Luxembourg set to become first country to provide free public transport

Lester Mason
December 6, 2018

The European country's recently re-elected coalition government led by Prime Minister Xavier Bettel has promised to lift fares on trains, trams and buses nationwide by summer 2019, The Guardian reported.

To the benefit of its people, Luxembourg has adopted a progressive attitude in addressing transportation. Prime Minister Bettel, who sworn in for a second term Wednesday will form a coalition with left-wing Socialist Workers' party and the Greens, had previously vowed to prioritise the environment throughout its election campaign.

Policies also include further investment in public services, introducing two new public holidays and legalising recreational use of cannabis.
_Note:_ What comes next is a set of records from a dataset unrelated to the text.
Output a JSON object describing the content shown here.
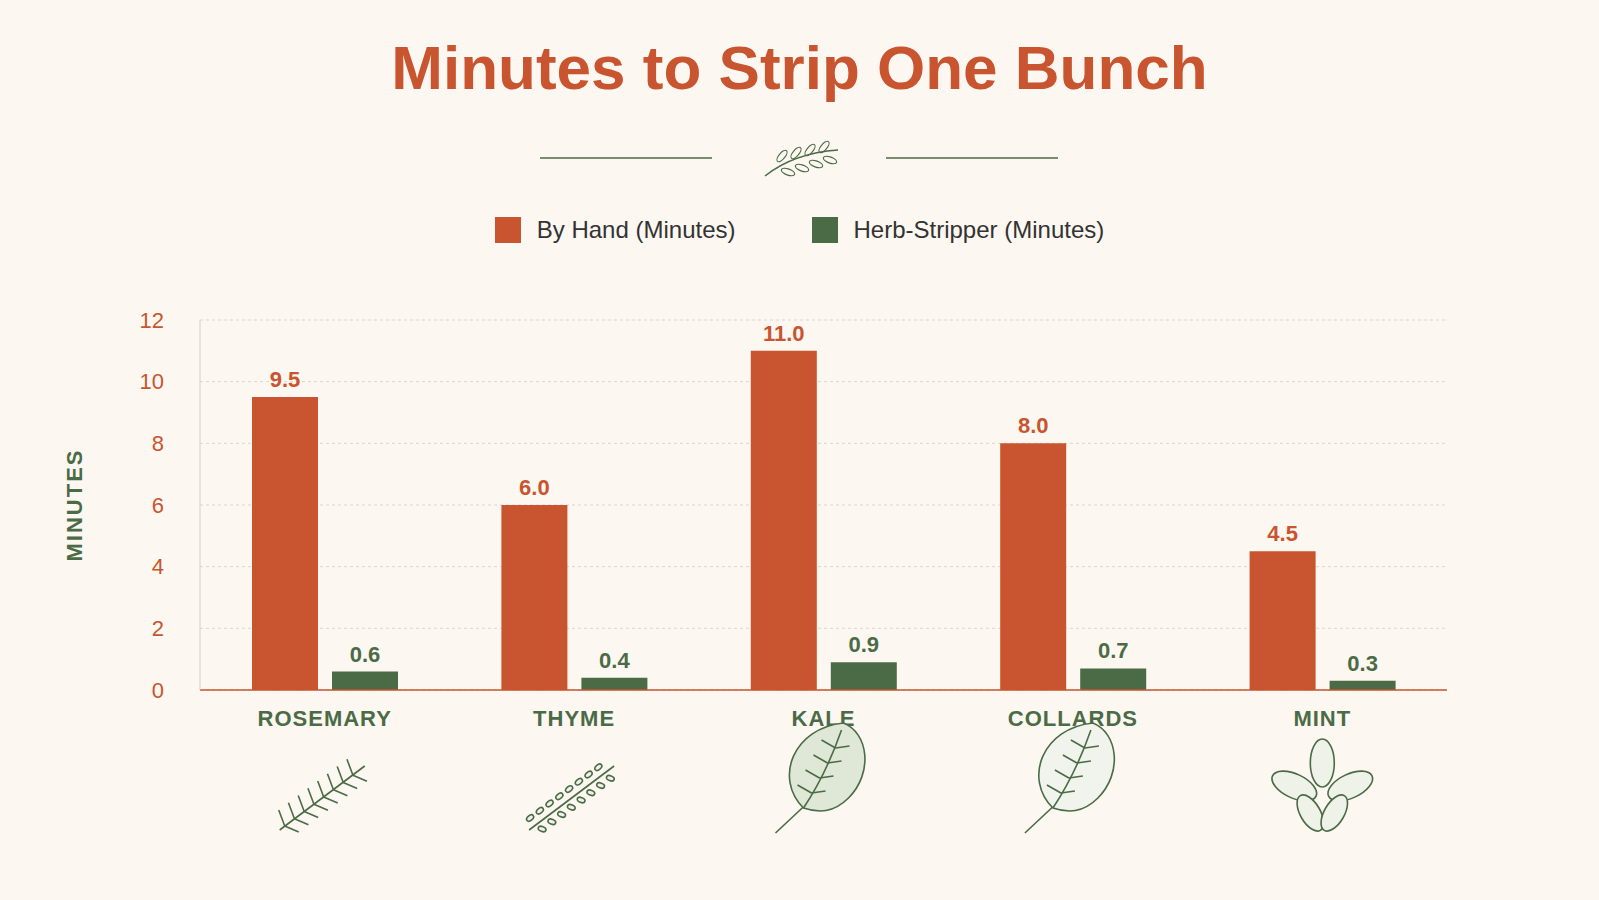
{
  "chart_data": {
    "type": "bar",
    "title": "Minutes to Strip One Bunch",
    "y_label": "MINUTES",
    "categories": [
      "ROSEMARY",
      "THYME",
      "KALE",
      "COLLARDS",
      "MINT"
    ],
    "series": [
      {
        "name": "By Hand (Minutes)",
        "color": "#c8552f",
        "values": [
          9.5,
          6.0,
          11.0,
          8.0,
          4.5
        ],
        "value_labels": [
          "9.5",
          "6.0",
          "11.0",
          "8.0",
          "4.5"
        ]
      },
      {
        "name": "Herb-Stripper (Minutes)",
        "color": "#4b6b46",
        "values": [
          0.6,
          0.4,
          0.9,
          0.7,
          0.3
        ],
        "value_labels": [
          "0.6",
          "0.4",
          "0.9",
          "0.7",
          "0.3"
        ]
      }
    ],
    "ylim": [
      0,
      12
    ],
    "yticks": [
      0,
      2,
      4,
      6,
      8,
      10,
      12
    ],
    "grid": true,
    "data_labels": true,
    "legend": "top"
  }
}
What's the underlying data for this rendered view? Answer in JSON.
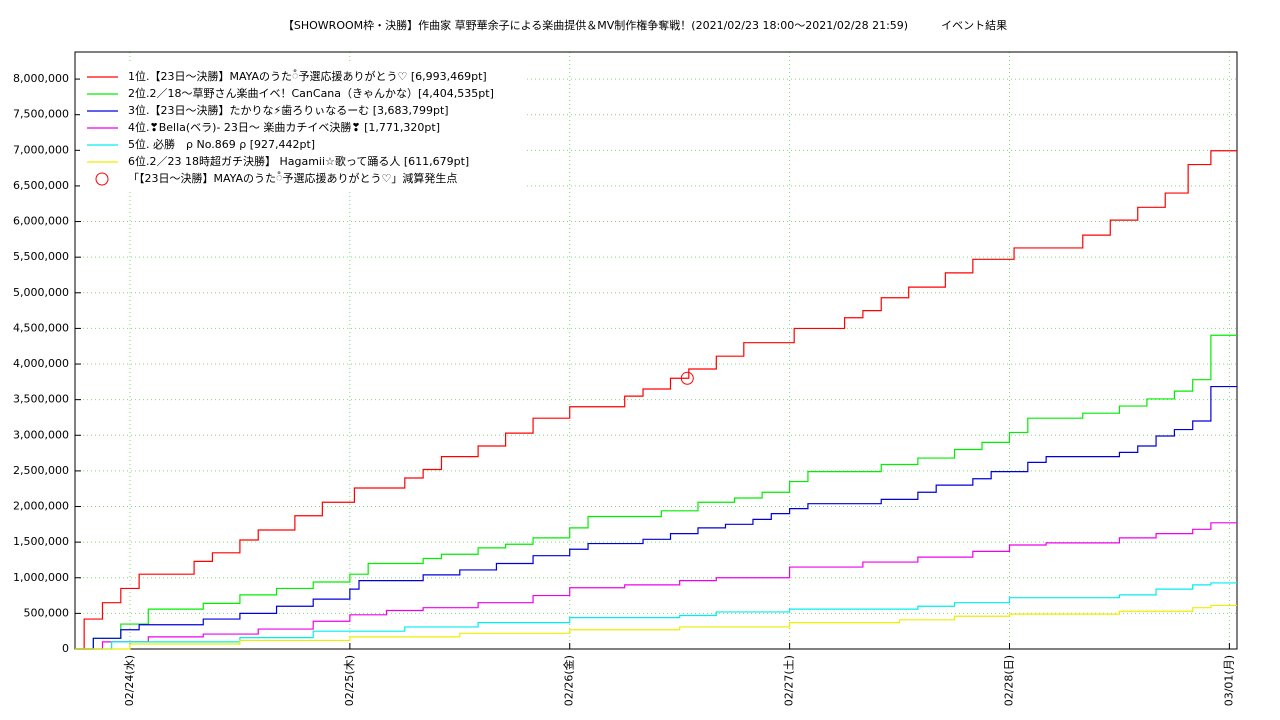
{
  "chart_data": {
    "type": "line",
    "step": true,
    "title": "【SHOWROOM枠・決勝】作曲家 草野華余子による楽曲提供＆MV制作権争奪戦！(2021/02/23 18:00〜2021/02/28 21:59)　　　イベント結果",
    "xlim": [
      "02/23 18:00",
      "03/01 00:50"
    ],
    "xticks": [
      {
        "value": "02/24 00:00",
        "label": "02/24(水)"
      },
      {
        "value": "02/25 00:00",
        "label": "02/25(木)"
      },
      {
        "value": "02/26 00:00",
        "label": "02/26(金)"
      },
      {
        "value": "02/27 00:00",
        "label": "02/27(土)"
      },
      {
        "value": "02/28 00:00",
        "label": "02/28(日)"
      },
      {
        "value": "03/01 00:00",
        "label": "03/01(月)"
      }
    ],
    "ylim": [
      0,
      8380000
    ],
    "yticks": [
      0,
      {
        "value": 500000,
        "label": "500,000"
      },
      {
        "value": 1000000,
        "label": "1,000,000"
      },
      {
        "value": 1500000,
        "label": "1,500,000"
      },
      {
        "value": 2000000,
        "label": "2,000,000"
      },
      {
        "value": 2500000,
        "label": "2,500,000"
      },
      {
        "value": 3000000,
        "label": "3,000,000"
      },
      {
        "value": 3500000,
        "label": "3,500,000"
      },
      {
        "value": 4000000,
        "label": "4,000,000"
      },
      {
        "value": 4500000,
        "label": "4,500,000"
      },
      {
        "value": 5000000,
        "label": "5,000,000"
      },
      {
        "value": 5500000,
        "label": "5,500,000"
      },
      {
        "value": 6000000,
        "label": "6,000,000"
      },
      {
        "value": 6500000,
        "label": "6,500,000"
      },
      {
        "value": 7000000,
        "label": "7,000,000"
      },
      {
        "value": 7500000,
        "label": "7,500,000"
      },
      {
        "value": 8000000,
        "label": "8,000,000"
      }
    ],
    "grid": true,
    "legend": "upper left",
    "series": [
      {
        "name": "1位.【23日〜決勝】MAYAのうた៓予選応援ありがとう♡ [6,993,469pt]",
        "color": "#ff0000",
        "x": [
          "02/23 18:00",
          "02/23 19:00",
          "02/23 21:00",
          "02/23 23:00",
          "02/24 01:00",
          "02/24 07:00",
          "02/24 09:00",
          "02/24 12:00",
          "02/24 14:00",
          "02/24 18:00",
          "02/24 21:00",
          "02/25 00:30",
          "02/25 06:00",
          "02/25 08:00",
          "02/25 10:00",
          "02/25 14:00",
          "02/25 17:00",
          "02/25 20:00",
          "02/26 00:00",
          "02/26 06:00",
          "02/26 08:00",
          "02/26 11:00",
          "02/26 13:00",
          "02/26 16:00",
          "02/26 19:00",
          "02/27 00:30",
          "02/27 06:00",
          "02/27 08:00",
          "02/27 10:00",
          "02/27 13:00",
          "02/27 17:00",
          "02/27 20:00",
          "02/28 00:30",
          "02/28 08:00",
          "02/28 11:00",
          "02/28 14:00",
          "02/28 17:00",
          "02/28 19:30",
          "02/28 21:59"
        ],
        "values": [
          0,
          420000,
          650000,
          850000,
          1050000,
          1230000,
          1350000,
          1530000,
          1670000,
          1870000,
          2060000,
          2260000,
          2400000,
          2520000,
          2700000,
          2850000,
          3030000,
          3240000,
          3400000,
          3550000,
          3650000,
          3800000,
          3930000,
          4110000,
          4300000,
          4500000,
          4650000,
          4750000,
          4930000,
          5080000,
          5280000,
          5470000,
          5630000,
          5810000,
          6020000,
          6200000,
          6400000,
          6800000,
          6993469
        ]
      },
      {
        "name": "2位.2／18〜草野さん楽曲イベ！CanCana（きゃんかな）[4,404,535pt]",
        "color": "#00ee00",
        "x": [
          "02/23 18:00",
          "02/23 20:00",
          "02/23 23:00",
          "02/24 02:00",
          "02/24 08:00",
          "02/24 12:00",
          "02/24 16:00",
          "02/24 20:00",
          "02/25 00:00",
          "02/25 02:00",
          "02/25 08:00",
          "02/25 10:00",
          "02/25 14:00",
          "02/25 17:00",
          "02/25 20:00",
          "02/26 00:00",
          "02/26 02:00",
          "02/26 10:00",
          "02/26 14:00",
          "02/26 18:00",
          "02/26 21:00",
          "02/27 00:00",
          "02/27 02:00",
          "02/27 10:00",
          "02/27 14:00",
          "02/27 18:00",
          "02/27 21:00",
          "02/28 00:00",
          "02/28 02:00",
          "02/28 08:00",
          "02/28 12:00",
          "02/28 15:00",
          "02/28 18:00",
          "02/28 20:00",
          "02/28 21:59"
        ],
        "values": [
          0,
          150000,
          350000,
          560000,
          640000,
          760000,
          850000,
          940000,
          1050000,
          1200000,
          1270000,
          1330000,
          1420000,
          1470000,
          1560000,
          1700000,
          1860000,
          1940000,
          2060000,
          2120000,
          2200000,
          2350000,
          2490000,
          2590000,
          2680000,
          2800000,
          2900000,
          3040000,
          3240000,
          3310000,
          3410000,
          3510000,
          3620000,
          3780000,
          4404535
        ]
      },
      {
        "name": "3位.【23日〜決勝】たかりな⚡歯ろりぃなるーむ [3,683,799pt]",
        "color": "#0000dd",
        "x": [
          "02/23 18:00",
          "02/23 20:00",
          "02/23 23:00",
          "02/24 01:00",
          "02/24 08:00",
          "02/24 12:00",
          "02/24 16:00",
          "02/24 20:00",
          "02/25 00:00",
          "02/25 01:00",
          "02/25 08:00",
          "02/25 12:00",
          "02/25 16:00",
          "02/25 20:00",
          "02/26 00:00",
          "02/26 02:00",
          "02/26 08:00",
          "02/26 11:00",
          "02/26 14:00",
          "02/26 17:00",
          "02/26 20:00",
          "02/26 22:00",
          "02/27 00:00",
          "02/27 02:00",
          "02/27 10:00",
          "02/27 14:00",
          "02/27 16:00",
          "02/27 20:00",
          "02/27 22:00",
          "02/28 02:00",
          "02/28 04:00",
          "02/28 12:00",
          "02/28 14:00",
          "02/28 16:00",
          "02/28 18:00",
          "02/28 20:00",
          "02/28 21:59"
        ],
        "values": [
          0,
          150000,
          270000,
          340000,
          420000,
          500000,
          600000,
          700000,
          840000,
          960000,
          1040000,
          1110000,
          1200000,
          1310000,
          1400000,
          1480000,
          1540000,
          1620000,
          1700000,
          1750000,
          1820000,
          1900000,
          1970000,
          2040000,
          2100000,
          2200000,
          2300000,
          2390000,
          2490000,
          2620000,
          2700000,
          2760000,
          2850000,
          2990000,
          3080000,
          3200000,
          3683799
        ]
      },
      {
        "name": "4位.❣Bella(ベラ)- 23日〜 楽曲カチイベ決勝❣ [1,771,320pt]",
        "color": "#ee00ee",
        "x": [
          "02/23 18:00",
          "02/23 21:00",
          "02/24 02:00",
          "02/24 08:00",
          "02/24 14:00",
          "02/24 20:00",
          "02/25 00:00",
          "02/25 04:00",
          "02/25 08:00",
          "02/25 14:00",
          "02/25 20:00",
          "02/26 00:00",
          "02/26 06:00",
          "02/26 12:00",
          "02/26 16:00",
          "02/27 00:00",
          "02/27 08:00",
          "02/27 14:00",
          "02/27 20:00",
          "02/28 00:00",
          "02/28 04:00",
          "02/28 12:00",
          "02/28 16:00",
          "02/28 20:00",
          "02/28 21:59"
        ],
        "values": [
          0,
          100000,
          170000,
          210000,
          280000,
          390000,
          480000,
          540000,
          580000,
          650000,
          750000,
          860000,
          900000,
          960000,
          1000000,
          1150000,
          1220000,
          1290000,
          1370000,
          1460000,
          1490000,
          1560000,
          1620000,
          1680000,
          1771320
        ]
      },
      {
        "name": "5位. 必勝　ρ No.869 ρ [927,442pt]",
        "color": "#00eeee",
        "x": [
          "02/23 18:00",
          "02/23 22:00",
          "02/24 12:00",
          "02/24 20:00",
          "02/25 06:00",
          "02/25 14:00",
          "02/26 00:00",
          "02/26 12:00",
          "02/26 16:00",
          "02/27 00:00",
          "02/27 14:00",
          "02/27 18:00",
          "02/28 00:00",
          "02/28 12:00",
          "02/28 16:00",
          "02/28 20:00",
          "02/28 21:59"
        ],
        "values": [
          0,
          100000,
          160000,
          250000,
          310000,
          370000,
          440000,
          470000,
          520000,
          560000,
          600000,
          650000,
          720000,
          760000,
          840000,
          900000,
          927442
        ]
      },
      {
        "name": "6位.2／23 18時超ガチ決勝】 Hagamii☆歌って踊る人 [611,679pt]",
        "color": "#eeee00",
        "x": [
          "02/23 18:00",
          "02/24 00:00",
          "02/24 12:00",
          "02/25 00:00",
          "02/25 12:00",
          "02/26 00:00",
          "02/26 12:00",
          "02/27 00:00",
          "02/27 12:00",
          "02/27 18:00",
          "02/28 00:00",
          "02/28 12:00",
          "02/28 20:00",
          "02/28 21:59"
        ],
        "values": [
          0,
          70000,
          120000,
          170000,
          220000,
          270000,
          310000,
          370000,
          410000,
          460000,
          490000,
          530000,
          580000,
          611679
        ]
      }
    ],
    "marker": {
      "name": "「【23日〜決勝】MAYAのうた៓予選応援ありがとう♡」減算発生点",
      "color": "#ff0000",
      "x": "02/26 12:50",
      "value": 3800000
    }
  }
}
Luxembourg City suffers from some of the worst traffic congestion in the world. A recent study cited by The Guardian showed that drivers in the capital spent an average of 33 hours in traffic snarl-ups in 2016.

Sandwiched between France, Belgium and Germany, from which nearly 200,000 people enter it daily to work, the Guardian reports. Earlier this year, a new initiative allowed people under 20 years to travel for free and commuters to only pay €2 (about $2) for up to two hours of travel, which covers most of the tiny country.


There is already free transport for under 20s while secondary school students can use free shuttles between schools and their homes.

It's hoped that by 2020, all tickets for public transportation will be abolished, leaving no need for fare collection and policing of ticket purchases and a significant reduction in traffic congestion.

The policy is yet to be fully thought through, however. But details of the plan still require some hashing out as there's yet to be a decision on what to do about the existing first- and second-class compartment on some trains.

However, because the Greens gained, the three parties in government have 31 seats in the 60-seat chamber.